Open-data and algorithmic-transparency reference
UK ATRS portal (https://www.gov.uk/algorithmic-transparency-records). Public repository of UK central-government algorithmic tools. The architect reads existing entries to calibrate disclosure depth, vocabulary, and structure. ATRS records are a useful concrete anchor when the project lacks a template.
Anti-patterns to reject
- “The chatbot is just a convenience; it’s not making decisions.” If citizens rely on its outputs, it is functionally making decisions about their interactions with government.
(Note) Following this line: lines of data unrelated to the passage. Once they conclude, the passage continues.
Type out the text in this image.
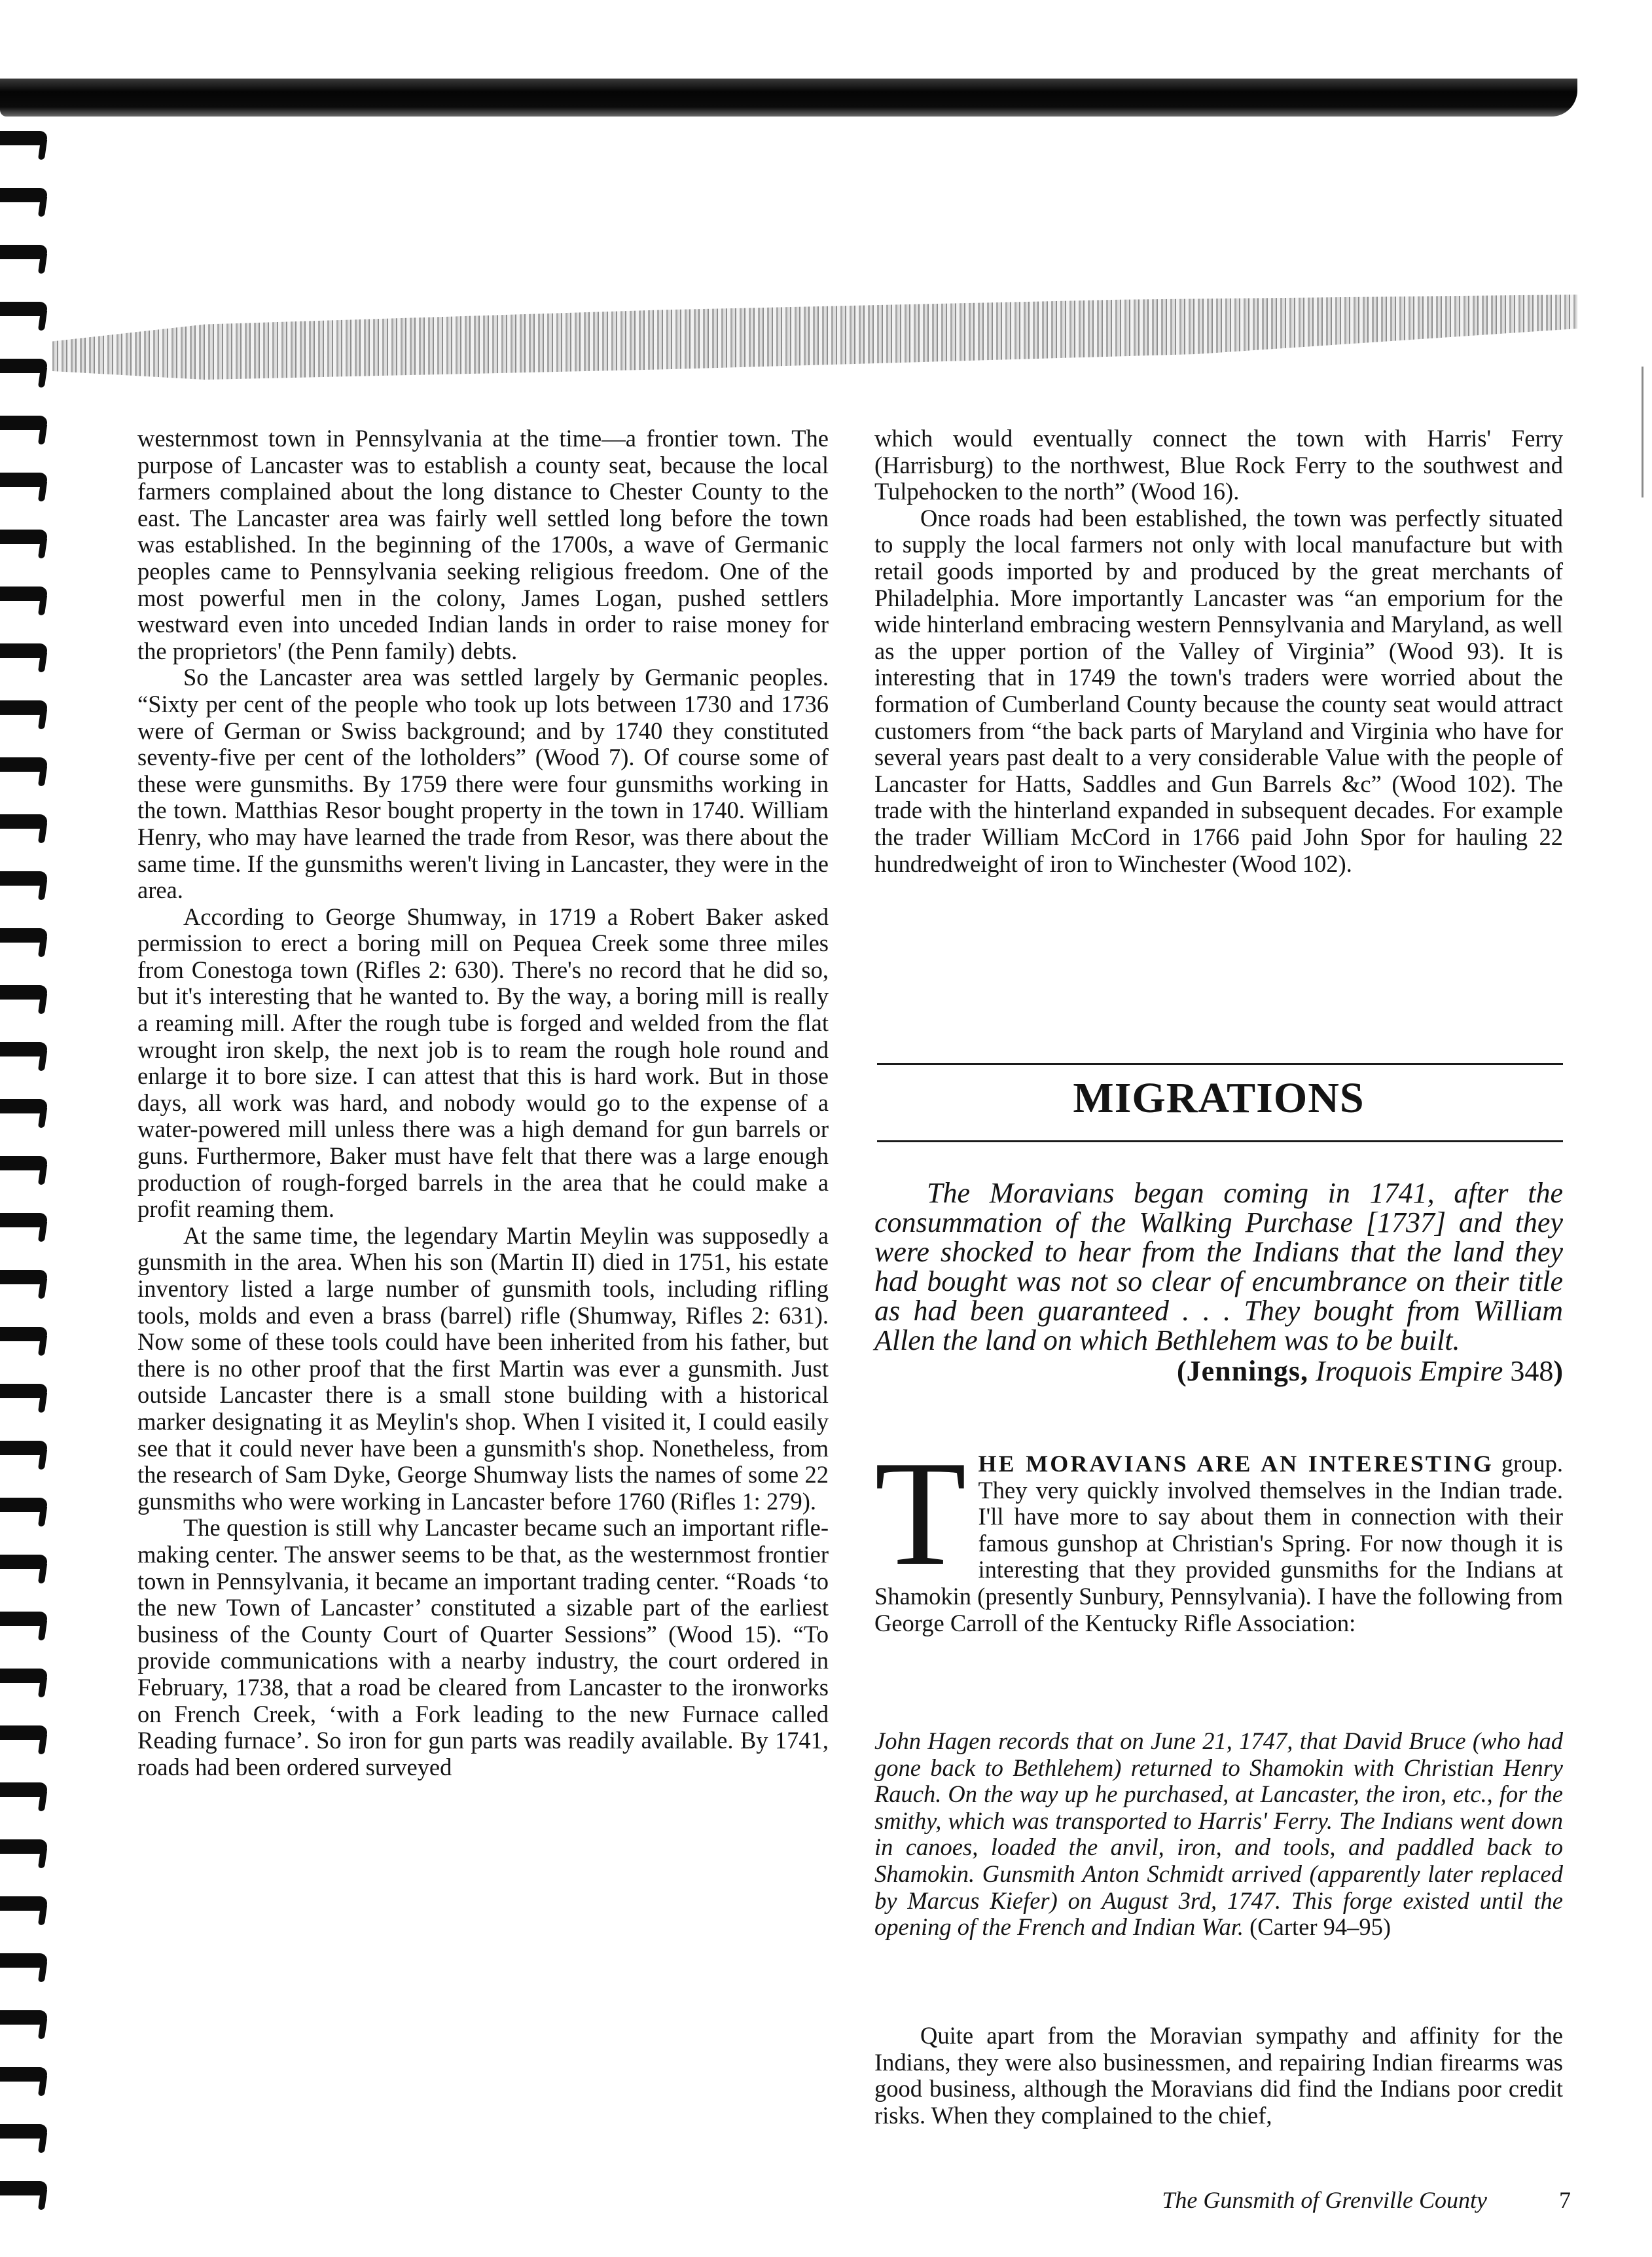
westernmost town in Pennsylvania at the time—a frontier town. The purpose of Lancaster was to establish a county seat, because the local farmers complained about the long distance to Chester County to the east. The Lancaster area was fairly well settled long before the town was established. In the beginning of the 1700s, a wave of Germanic peoples came to Pennsylvania seeking religious freedom. One of the most powerful men in the colony, James Logan, pushed settlers westward even into unceded Indian lands in order to raise money for the proprietors' (the Penn family) debts.

So the Lancaster area was settled largely by Germanic peoples. “Sixty per cent of the people who took up lots between 1730 and 1736 were of German or Swiss background; and by 1740 they constituted seventy-five per cent of the lotholders” (Wood 7). Of course some of these were gunsmiths. By 1759 there were four gunsmiths working in the town. Matthias Resor bought property in the town in 1740. William Henry, who may have learned the trade from Resor, was there about the same time. If the gunsmiths weren't living in Lancaster, they were in the area.

According to George Shumway, in 1719 a Robert Baker asked permission to erect a boring mill on Pequea Creek some three miles from Conestoga town (Rifles 2: 630). There's no record that he did so, but it's interesting that he wanted to. By the way, a boring mill is really a reaming mill. After the rough tube is forged and welded from the flat wrought iron skelp, the next job is to ream the rough hole round and enlarge it to bore size. I can attest that this is hard work. But in those days, all work was hard, and nobody would go to the expense of a water-powered mill unless there was a high demand for gun barrels or guns. Furthermore, Baker must have felt that there was a large enough production of rough-forged barrels in the area that he could make a profit reaming them.

At the same time, the legendary Martin Meylin was supposedly a gunsmith in the area. When his son (Martin II) died in 1751, his estate inventory listed a large number of gunsmith tools, including rifling tools, molds and even a brass (barrel) rifle (Shumway, Rifles 2: 631). Now some of these tools could have been inherited from his father, but there is no other proof that the first Martin was ever a gunsmith. Just outside Lancaster there is a small stone building with a historical marker designating it as Meylin's shop. When I visited it, I could easily see that it could never have been a gunsmith's shop. Nonetheless, from the research of Sam Dyke, George Shumway lists the names of some 22 gunsmiths who were working in Lancaster before 1760 (Rifles 1: 279).

The question is still why Lancaster became such an important rifle-making center. The answer seems to be that, as the westernmost frontier town in Pennsylvania, it became an important trading center. “Roads ‘to the new Town of Lancaster’ constituted a sizable part of the earliest business of the County Court of Quarter Sessions” (Wood 15). “To provide communications with a nearby industry, the court ordered in February, 1738, that a road be cleared from Lancaster to the ironworks on French Creek, ‘with a Fork leading to the new Furnace called Reading furnace’. So iron for gun parts was readily available. By 1741, roads had been ordered surveyed

which would eventually connect the town with Harris' Ferry (Harrisburg) to the northwest, Blue Rock Ferry to the southwest and Tulpehocken to the north” (Wood 16).

Once roads had been established, the town was perfectly situated to supply the local farmers not only with local manufacture but with retail goods imported by and produced by the great merchants of Philadelphia. More importantly Lancaster was “an emporium for the wide hinterland embracing western Pennsylvania and Maryland, as well as the upper portion of the Valley of Virginia” (Wood 93). It is interesting that in 1749 the town's traders were worried about the formation of Cumberland County because the county seat would attract customers from “the back parts of Maryland and Virginia who have for several years past dealt to a very considerable Value with the people of Lancaster for Hatts, Saddles and Gun Barrels &c” (Wood 102). The trade with the hinterland expanded in subsequent decades. For example the trader William McCord in 1766 paid John Spor for hauling 22 hundredweight of iron to Winchester (Wood 102).

MIGRATIONS

The Moravians began coming in 1741, after the consummation of the Walking Purchase [1737] and they were shocked to hear from the Indians that the land they had bought was not so clear of encumbrance on their title as had been guaranteed . . . They bought from William Allen the land on which Bethlehem was to be built.

(Jennings, Iroquois Empire 348)
THE MORAVIANS ARE AN INTERESTING group. They very quickly involved themselves in the Indian trade. I'll have more to say about them in connection with their famous gunshop at Christian's Spring. For now though it is interesting that they provided gunsmiths for the Indians at Shamokin (presently Sunbury, Pennsylvania). I have the following from George Carroll of the Kentucky Rifle Association:
John Hagen records that on June 21, 1747, that David Bruce (who had gone back to Bethlehem) returned to Shamokin with Christian Henry Rauch. On the way up he purchased, at Lancaster, the iron, etc., for the smithy, which was transported to Harris' Ferry. The Indians went down in canoes, loaded the anvil, iron, and tools, and paddled back to Shamokin. Gunsmith Anton Schmidt arrived (apparently later replaced by Marcus Kiefer) on August 3rd, 1747. This forge existed until the opening of the French and Indian War. (Carter 94–95)

Quite apart from the Moravian sympathy and affinity for the Indians, they were also businessmen, and repairing Indian firearms was good business, although the Moravians did find the Indians poor credit risks. When they complained to the chief,

The Gunsmith of Grenville County	7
Treat it accordingly.
- “We’ll fix the prompt after launch.” Government launches are scrutinized; content safety is a launch-blocker.
- “We picked the big model because it’s best.” Supplier neutrality is a public-sector design constraint; single-vendor lock-in may violate procurement rules.
- “FOI exemption will cover the model weights.” Perhaps; but design decisions, evaluation reports, and decision logs are not exempt from FOI in many jurisdictions.
- “Ombudsperson route is the same as contestability.” An ombudsperson is a downstream remedy; contestability is a structural property of the first-instance system.
Learning outcomes
- Explain public-sector agentic constraints — EU AI Act Articles 5 and Annex III, ATRS, administrative-law due process, procurement rules, FOI.
- Classify three PS use cases against EU AI Act Annex III and apply the appropriate transparency + contestability pattern to each.
- Evaluate a PS design for transparency-surface completeness, contest-path adequacy, supplier-neutrality design, and ATRS-readiness.
- Design a PS agentic plan including the Calibrate Article 5 screen, the ATRS documentation, and the citizen-facing transparency + contest surfaces.
Further reading
- Core Stream anchors:
EATE-Level-3/M3.4-Art14-EU-AI-Act-Article-6-High-Risk-Classification-Deep-Dive.md. - AITE-ATS siblings: Article 10 (HITL), Article 22 (policy), Article 23 (EU AI Act), Article 34 (responsible-AI patterns).
- Primary sources: EU AI Act Articles 5 and Annex III; UK Algorithmic Transparency Recording Standard portal; NYC MyCity chatbot reporting (The Markup, March 2024); Dutch SyRI ruling (NJCM v. The Netherlands, 2020, ECLI:NL:RBDHA:2020:865); UK Post Office Offences Act 2024.